1. A single `=` sign is the assignment operator. For the logical operator "equals to" we need to use the double equal sign `==`:

In [None]:
for beatle in beatles:
  if beatle == "Ringo Starr":
    for n in numbers:
      print(f"I love {beatle}!")
  if beatle != "Ringo Starr":
    print(f"I hate {beatle}!")
      print("\n")

2. The `print("\n")` statement needs to be properly indented.

In [None]:
for beatle in beatles:
  if beatle == "Ringo Starr":
    for n in numbers:
      print(f"I love {beatle}!")
  if beatle != "Ringo Starr":
    for n in numbers:
      print(f"I hate {beatle}!")
  print("\n")

3. We want to iterate through `numbers` first, and then through `beatles`.

In [None]:
for n in numbers:
  for beatle in beatles:
    if beatle == "Ringo Starr":
        print(f"I love {beatle}!")
    if beatle != "Ringo Starr":
      print(f"I hate {beatle}!")
  print("\n")

4. Optionally, we can replace `if beatle != "Ringo Starr":` with `else`. It will make our code simpler and more elegant:

In [None]:
for n in numbers:
  for beatle in beatles:
    if beatle == "Ringo Starr":
        print(f"I love {beatle}!")
    else:
      print(f"I hate {beatle}!")
  print("\n")

## Exercise 3:

In [None]:
top_profitable_films = pd.DataFrame(top_profitable_films)
top_profitable_films.head

1. We have not imported pandas yet, hence the NameError for `pd`.



In [None]:
import pandas as pd
top_profitable_films = pd.DataFrame(top_profitable_films)
top_profitable_films.head

2. It is not a good practice to overwrite the variable of the original dataset when creating a new version of it. We want to preserve the dictionary `top_profitable_films`.

In [None]:
import pandas as pd
top_films_df = pd.DataFrame(top_profitable_films)
top_films_df.head

3. `head()` is a method, and therefore needs the parentheses.


In [None]:
import pandas as pd
top_films_df = pd.DataFrame(top_profitable_films)
top_films_df.head()

## Exercise 4:

In [None]:
top_films_df[top_films_df["Film"]=="Avatar"]["Year"] = "2009"

**Solution:**

In general, when selecting data from a DataFrame, and ALWAYS when overwriting data from it, use `.loc[]` instead of simple `[]`.

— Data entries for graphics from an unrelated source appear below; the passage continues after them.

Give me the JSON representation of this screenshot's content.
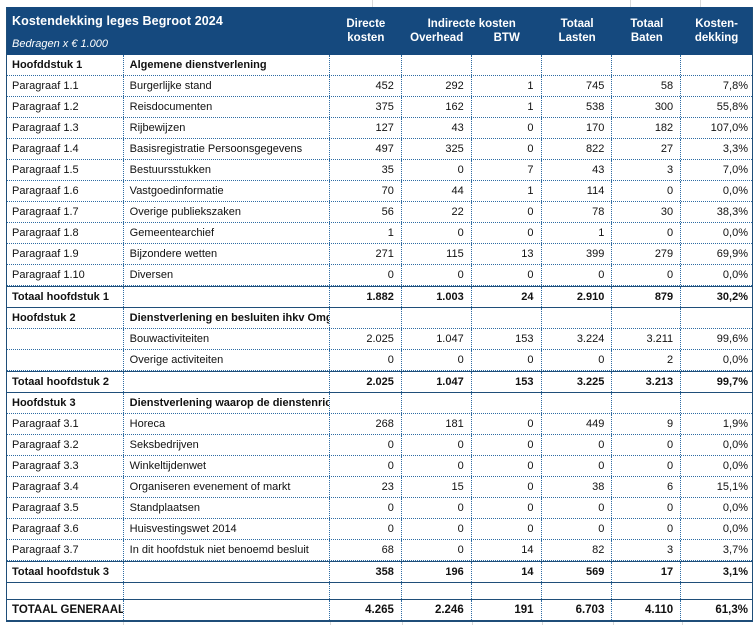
{
  "colors": {
    "header_bg": "#15497e",
    "border_solid": "#1f4e79",
    "border_dotted": "#2e6ca3"
  },
  "header": {
    "title": "Kostendekking leges Begroot 2024",
    "subtitle": "Bedragen x € 1.000",
    "col_directe_l1": "Directe",
    "col_directe_l2": "kosten",
    "col_indirecte": "Indirecte kosten",
    "col_overhead": "Overhead",
    "col_btw": "BTW",
    "col_lasten_l1": "Totaal",
    "col_lasten_l2": "Lasten",
    "col_baten_l1": "Totaal",
    "col_baten_l2": "Baten",
    "col_dekking_l1": "Kosten-",
    "col_dekking_l2": "dekking"
  },
  "table": {
    "rows": [
      {
        "type": "section",
        "label": "Hoofddstuk 1",
        "desc": "Algemene dienstverlening",
        "values": [
          "",
          "",
          "",
          "",
          "",
          ""
        ]
      },
      {
        "type": "item",
        "label": "Paragraaf 1.1",
        "desc": "Burgerlijke stand",
        "values": [
          "452",
          "292",
          "1",
          "745",
          "58",
          "7,8%"
        ]
      },
      {
        "type": "item",
        "label": "Paragraaf 1.2",
        "desc": "Reisdocumenten",
        "values": [
          "375",
          "162",
          "1",
          "538",
          "300",
          "55,8%"
        ]
      },
      {
        "type": "item",
        "label": "Paragraaf 1.3",
        "desc": "Rijbewijzen",
        "values": [
          "127",
          "43",
          "0",
          "170",
          "182",
          "107,0%"
        ]
      },
      {
        "type": "item",
        "label": "Paragraaf 1.4",
        "desc": "Basisregistratie Persoonsgegevens",
        "values": [
          "497",
          "325",
          "0",
          "822",
          "27",
          "3,3%"
        ]
      },
      {
        "type": "item",
        "label": "Paragraaf 1.5",
        "desc": "Bestuursstukken",
        "values": [
          "35",
          "0",
          "7",
          "43",
          "3",
          "7,0%"
        ]
      },
      {
        "type": "item",
        "label": "Paragraaf 1.6",
        "desc": "Vastgoedinformatie",
        "values": [
          "70",
          "44",
          "1",
          "114",
          "0",
          "0,0%"
        ]
      },
      {
        "type": "item",
        "label": "Paragraaf 1.7",
        "desc": "Overige publiekszaken",
        "values": [
          "56",
          "22",
          "0",
          "78",
          "30",
          "38,3%"
        ]
      },
      {
        "type": "item",
        "label": "Paragraaf 1.8",
        "desc": "Gemeentearchief",
        "values": [
          "1",
          "0",
          "0",
          "1",
          "0",
          "0,0%"
        ]
      },
      {
        "type": "item",
        "label": "Paragraaf 1.9",
        "desc": "Bijzondere wetten",
        "values": [
          "271",
          "115",
          "13",
          "399",
          "279",
          "69,9%"
        ]
      },
      {
        "type": "item",
        "label": "Paragraaf 1.10",
        "desc": "Diversen",
        "values": [
          "0",
          "0",
          "0",
          "0",
          "0",
          "0,0%"
        ]
      },
      {
        "type": "total",
        "label": "Totaal hoofdstuk 1",
        "desc": "",
        "values": [
          "1.882",
          "1.003",
          "24",
          "2.910",
          "879",
          "30,2%"
        ]
      },
      {
        "type": "section",
        "label": "Hoofdstuk 2",
        "desc": "Dienstverlening en besluiten ihkv Omgevingswet",
        "values": [
          "",
          "",
          "",
          "",
          "",
          ""
        ]
      },
      {
        "type": "item",
        "label": "",
        "desc": "Bouwactiviteiten",
        "values": [
          "2.025",
          "1.047",
          "153",
          "3.224",
          "3.211",
          "99,6%"
        ]
      },
      {
        "type": "item",
        "label": "",
        "desc": "Overige activiteiten",
        "values": [
          "0",
          "0",
          "0",
          "0",
          "2",
          "0,0%"
        ]
      },
      {
        "type": "total",
        "label": "Totaal hoofdstuk 2",
        "desc": "",
        "values": [
          "2.025",
          "1.047",
          "153",
          "3.225",
          "3.213",
          "99,7%"
        ]
      },
      {
        "type": "section",
        "label": "Hoofdstuk 3",
        "desc": "Dienstverlening waarop de dienstenrichtlijn van toepassing is",
        "values": [
          "",
          "",
          "",
          "",
          "",
          ""
        ]
      },
      {
        "type": "item",
        "label": "Paragraaf 3.1",
        "desc": "Horeca",
        "values": [
          "268",
          "181",
          "0",
          "449",
          "9",
          "1,9%"
        ]
      },
      {
        "type": "item",
        "label": "Paragraaf 3.2",
        "desc": "Seksbedrijven",
        "values": [
          "0",
          "0",
          "0",
          "0",
          "0",
          "0,0%"
        ]
      },
      {
        "type": "item",
        "label": "Paragraaf 3.3",
        "desc": "Winkeltijdenwet",
        "values": [
          "0",
          "0",
          "0",
          "0",
          "0",
          "0,0%"
        ]
      },
      {
        "type": "item",
        "label": "Paragraaf 3.4",
        "desc": "Organiseren evenement of markt",
        "values": [
          "23",
          "15",
          "0",
          "38",
          "6",
          "15,1%"
        ]
      },
      {
        "type": "item",
        "label": "Paragraaf 3.5",
        "desc": "Standplaatsen",
        "values": [
          "0",
          "0",
          "0",
          "0",
          "0",
          "0,0%"
        ]
      },
      {
        "type": "item",
        "label": "Paragraaf 3.6",
        "desc": "Huisvestingswet 2014",
        "values": [
          "0",
          "0",
          "0",
          "0",
          "0",
          "0,0%"
        ]
      },
      {
        "type": "item",
        "label": "Paragraaf 3.7",
        "desc": "In dit hoofdstuk niet benoemd besluit",
        "values": [
          "68",
          "0",
          "14",
          "82",
          "3",
          "3,7%"
        ]
      },
      {
        "type": "total",
        "label": "Totaal hoofdstuk 3",
        "desc": "",
        "values": [
          "358",
          "196",
          "14",
          "569",
          "17",
          "3,1%"
        ]
      },
      {
        "type": "blank",
        "label": "",
        "desc": "",
        "values": [
          "",
          "",
          "",
          "",
          "",
          ""
        ]
      },
      {
        "type": "grand",
        "label": "TOTAAL GENERAAL",
        "desc": "",
        "values": [
          "4.265",
          "2.246",
          "191",
          "6.703",
          "4.110",
          "61,3%"
        ]
      }
    ]
  }
}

When fixing the infamous `A value is trying to be set on a copy of a slice from a DataFrame.` error, it's better to have a fresh start, so create the dataframe again.

In [None]:
top_profitable_films = pd.DataFrame(top_profitable_films)

top_films_df.loc[top_films_df["Film"]=="Avatar", "Year"] = "2009"

In [None]:
top_films_df.head(2)

## Exercise 5:

We want to get the average gross profit of all films:

In [None]:
top_films_df["Worldwide Gross (in billions)"].avg()

**Solution:**

1. The `AttributeError: 'Series' object has no attribute 'avg'` tells us that the method we have used does not exist for a Pandas column (which is a Series). A quick google shows us that the method we need is `mean()`:

In [None]:
top_films_df["Worldwide Gross (in billions)"].mean()

2. The `TypeError` and the message `Could not convert 2.7982.7892.1942.0731.6731.6561.5191.4501.2761.263 to numeric` we understand that these numbers don't have a numeric data type, which does not allow Pandas to compute their mean. Let's change it:

In [None]:
top_films_df.loc[:, "Worldwide Gross (in billions)"] = pd.to_numeric(top_films_df.loc[:, "Worldwide Gross (in billions)"])
top_films_df["Worldwide Gross (in billions)"].mean()